- Washington Free Beacon - https://freebeacon.com -

Big Data Comes to the Bookstore

This is one of those books about literature clearly not intended for people who have much experience with the subject. The target audience is, I gather, not so much people who read Faulkner or the dozens of other authors whose works are analyzed, quantified, probed, and all-around violated here as those who like the idea of having read Faulkner and, more important, like to imagine a world in which they have clever things to say about him. They certainly aren't the sorts of people who can be trusted to have heard of even very famous writers or books, as the unrelenting journalistic hum of "Charlotte's Web author E.B. White" and "Popular crime writer P.D. James" makes clear.

Ben Blatt, a former Slate columnist who once wrote a book about his and another author's "quest to go on the mathematically optimal baseball road trip," has spent goodness knows how many thousands of hours plugging Dickens and Kafka and Michael Crichton into computer programs with the goal of "parsing whether there is a noticeable difference between the best books and the rest."

You would think that there is. But an almost pathological unwillingness to offer any opinions about the merits or lack thereof of any given book is the present volume's most striking feature. Books, or rather novels—the whole world of belles lettres and the classics of history and biography are beyond his purview—seem to exist for Blatt only as data to be mined, not as aesthetic objects concerning whose merits there is anything except a vaguely defined consensus. When he produces a list of "Consensus Great Books" that includes two novels by Ayn Rand, you know where you are.

Blatt is also addicted to qualifications that few will think necessary. The authors of fan fiction are, he reminds us, "sometimes strong writers," but "on average not at the level of bestsellers or the award levels of the literary world." What kind of rhetorical work is "on average" doing there?
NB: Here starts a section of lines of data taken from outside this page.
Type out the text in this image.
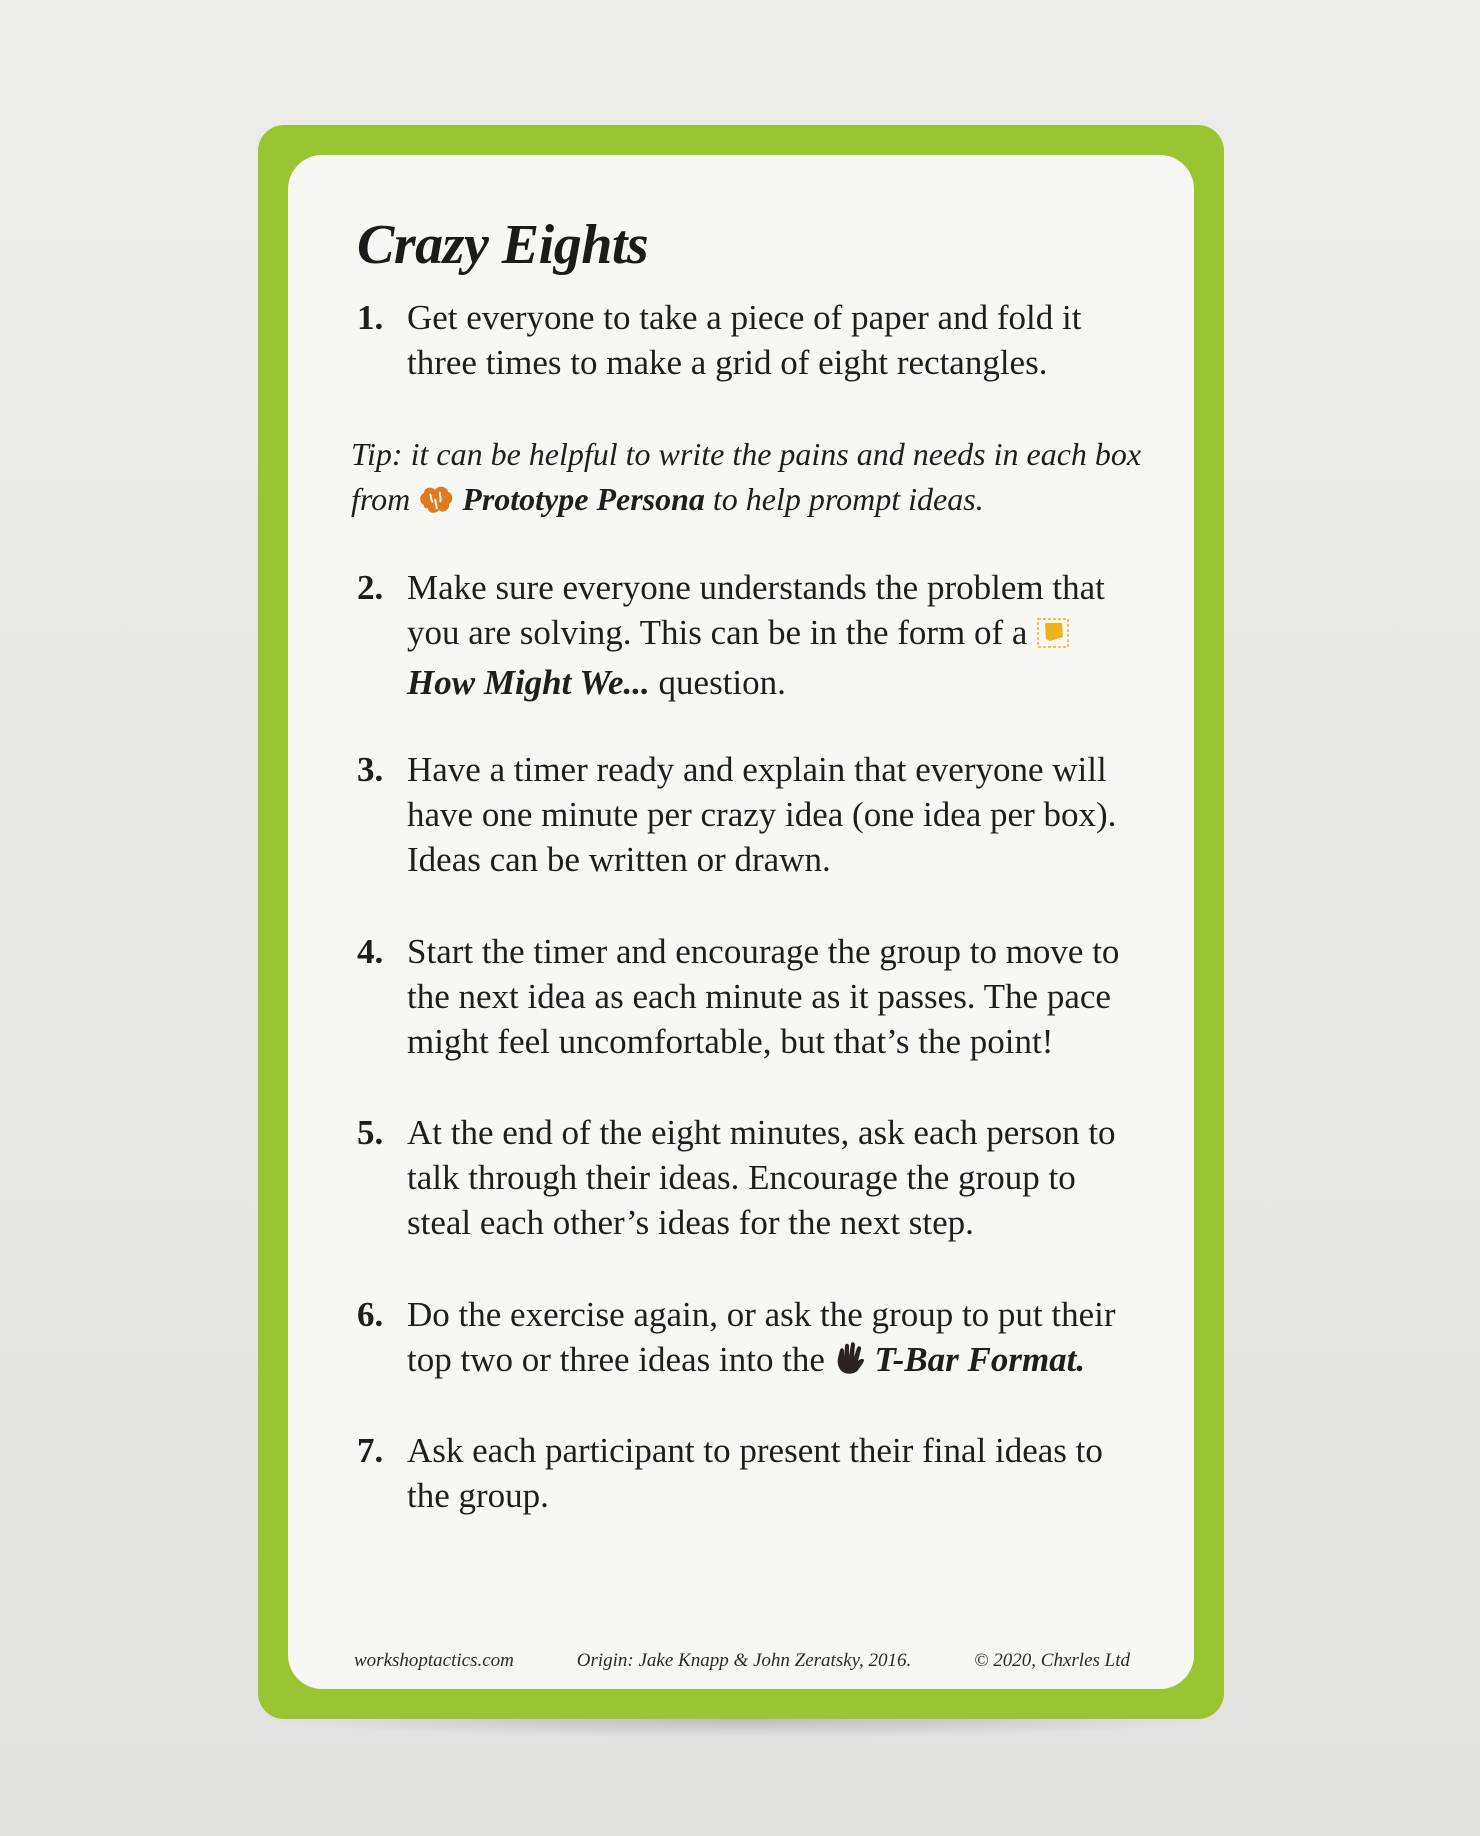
Crazy Eights
1. Get everyone to take a piece of paper and fold it three times to make a grid of eight rectangles.
Tip: it can be helpful to write the pains and needs in each box from Prototype Persona to help prompt ideas.
2. Make sure everyone understands the problem that you are solving. This can be in the form of a  How Might We... question.
3. Have a timer ready and explain that everyone will have one minute per crazy idea (one idea per box). Ideas can be written or drawn.
4. Start the timer and encourage the group to move to the next idea as each minute as it passes. The pace might feel uncomfortable, but that’s the point!
5. At the end of the eight minutes, ask each person to talk through their ideas. Encourage the group to steal each other’s ideas for the next step.
6. Do the exercise again, or ask the group to put their top two or three ideas into the T-Bar Format.
7. Ask each participant to present their final ideas to the group.
workshoptactics.com	Origin: Jake Knapp & John Zeratsky, 2016.	© 2020, Chxrles Ltd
A novel's rating on Goodreads.com, essential to many of the book's two-dozen or so charts and graphs, "is not," he admits with a thoughtful pause that the reader can supply, "a perfect metric." "It's of course a poor criterion to judge a book on nothing but its adverb rate." You don't say.

There is a sense in which Blatt has taken away a great deal from his researches. There are chapters here on adverbs, both of the frequently derided -ly variety and all the other ones, and the prevalence of masculine versus feminine pronouns, the preponderance of clichés, the differences between American and British English, the evolution of cover art, and the varieties of beginning and ending sentences. Expertise of a kind he certainly does not lack. There is probably no one living who knows more than he does about the rate of adverb usage in Steinbeck, much less anyone who has thought to plot it over the course of the author of The Red Pony's long career and against the reviewers' consensus. More striking, though, is the astonishing number of things Blatt doesn't know. For example, that pace his assertion that doing word-for-word analysis of Shakespeare and the Bible "would have been unfathomable" to scholars of the early '60s who lacked the benefit of iPads and free Project Gutenberg e-texts, Dominicans friars under the authority of Hugh of Saint-Cher completed an exhaustive verbal index of the Vulgate round about 1230 and concordances to Shakespeare have been a cottage industry since Andrew Beckett put together the first one at the end of the 18th century.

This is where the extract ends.